A lire en musique (et ce n’est pas du Nirvana).
Après Elephant et Gerry, je me suis penchée sur le dernier volet de ce que j’appellerais le triptyque de l’ennui de Gus Van Sant (que je pensais au début être mon réalisateur préféré après avoir vu Will Hunting et My Own Private Idaho, deux films magnifiques et pas du tout chiants que je vous recommande).
Un film de Van Sant qui parle de Cobain ? Il fallait que je le voie. Je suis donc partie à la recherche de la version VOSTFR, introuvable sur Internet et… introuvable à la Fnac également puisque le dvd n’était plus édité que par MK2 ! Je l’ai donc trouvé par hasard en me baladant Quai de Seine.
Pas de Kurt Cobain ici mais un Michael Pitt criant de vérité dans le rôle de Blake, un rockeur grunge aux cheveux blonds et gras. Sa carrière l’écrase, la drogue le tente, il s’éloigne de sa famille.
Bien sûr personne n’est dupe de cette copie conforme de Kurt (excepté sa bouche poupine et son menton plus proéminent qui ne collent pas avec le modèle), mais le changement de nom intervient pour des questions évidentes… notamment éviter un procès pour diffamation.
Last Days est un film d’ambiance très efficace. On s’égare dans cette maison perdue dans la forêt, vide et étouffante, qui deviendra le tombeau de Cobain.
Il y a des paysages, de beaux éphèbes (avec l’inévitable scène gay qui va avec) et surtout de longs plans fixes comme Van Sant les aime.
Blake qui se traîne par terre en robe et va ouvrir à un représentant des pages jaunes, donnant ainsi lieu à une des seules scènes véritablement drôles du film (j’ai appris en regardant le making of que ce commercial est arrivé sur le tournage en essayant de vendre une annonce, et qu’il a plu à Van Sant qui a voulu le faire jouer) ; Blake qui marche dans la forêt, glisse, se relève ; Blake qui erre dans sa cuisine comme un ombre, sans prêter attention à ses bruyants « amis » dans la pièce d’à côté. Le cadre carré et non pas rectangulaire rend l’ensemble très photographique.

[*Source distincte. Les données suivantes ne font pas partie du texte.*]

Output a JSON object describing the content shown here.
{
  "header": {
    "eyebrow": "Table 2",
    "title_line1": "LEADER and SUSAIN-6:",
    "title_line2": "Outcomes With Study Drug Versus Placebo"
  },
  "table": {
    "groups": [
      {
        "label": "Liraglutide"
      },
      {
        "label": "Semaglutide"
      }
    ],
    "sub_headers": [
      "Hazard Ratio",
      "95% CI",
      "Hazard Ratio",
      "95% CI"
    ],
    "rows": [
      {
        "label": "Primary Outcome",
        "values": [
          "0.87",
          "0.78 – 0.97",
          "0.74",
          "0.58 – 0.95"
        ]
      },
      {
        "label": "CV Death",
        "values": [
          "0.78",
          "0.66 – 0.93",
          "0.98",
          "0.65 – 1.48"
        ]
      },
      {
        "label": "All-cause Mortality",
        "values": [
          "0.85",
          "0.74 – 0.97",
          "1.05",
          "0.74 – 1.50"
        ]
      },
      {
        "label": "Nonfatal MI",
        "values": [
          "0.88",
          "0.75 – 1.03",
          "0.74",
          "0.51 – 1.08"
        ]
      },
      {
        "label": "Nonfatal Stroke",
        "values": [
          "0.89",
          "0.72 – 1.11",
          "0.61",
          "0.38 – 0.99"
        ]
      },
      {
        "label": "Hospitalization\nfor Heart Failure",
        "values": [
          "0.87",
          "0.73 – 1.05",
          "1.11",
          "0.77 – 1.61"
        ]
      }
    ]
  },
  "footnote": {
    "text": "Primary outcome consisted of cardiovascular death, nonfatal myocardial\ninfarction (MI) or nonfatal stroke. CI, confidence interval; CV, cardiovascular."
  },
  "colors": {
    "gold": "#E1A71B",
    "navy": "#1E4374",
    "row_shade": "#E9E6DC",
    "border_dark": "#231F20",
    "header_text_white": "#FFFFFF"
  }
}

Le sens du réalisme de Van Sant va assez loin. Comme il n’y a aucun script, il invente chaque scène au fur et à mesure, laisse les acteurs improviser.
Les acteurs portent leurs vrais noms et, par exemple, l’histoire de la fille de Tokyo et de la chanson qui en découle est vraie ; l’acteur qui joue raconte sa propre vie.
A saluer aussi, un remarquable travail sur le son. Comme dans cette scène déroutante, où la caméra se fige sur Blake qui essaye des instruments : chaque guitare désaccordée qu’il teste, chaque batterie qu’il frappe nerveusement, chaque ampli qu’il fait mugir dans un Larsen à nous donner des acouphènes, laisse son en fond, alors même qu’à l’écran Blake a cessé de toucher l’instrument. Au-fur-et-à-mesure, les couches discordantes se superposent dans une désharmonie acide qui rappelle étrangement la BO d’Only Lovers Left Alive.
Van Sant nous montre ici le processus créatif inné de Cobain, mais aussi à quel point ce processus est endommagé. Les sons que le héros tire de ses instruments sont les plaintes de guitares à l’agonie.
Un film hypnotique et lancinant, donc.
Mais à force de montrer le vide de l’existence, on obtient un film certes touchant et troublant, mais somme toute assez vide lui-même.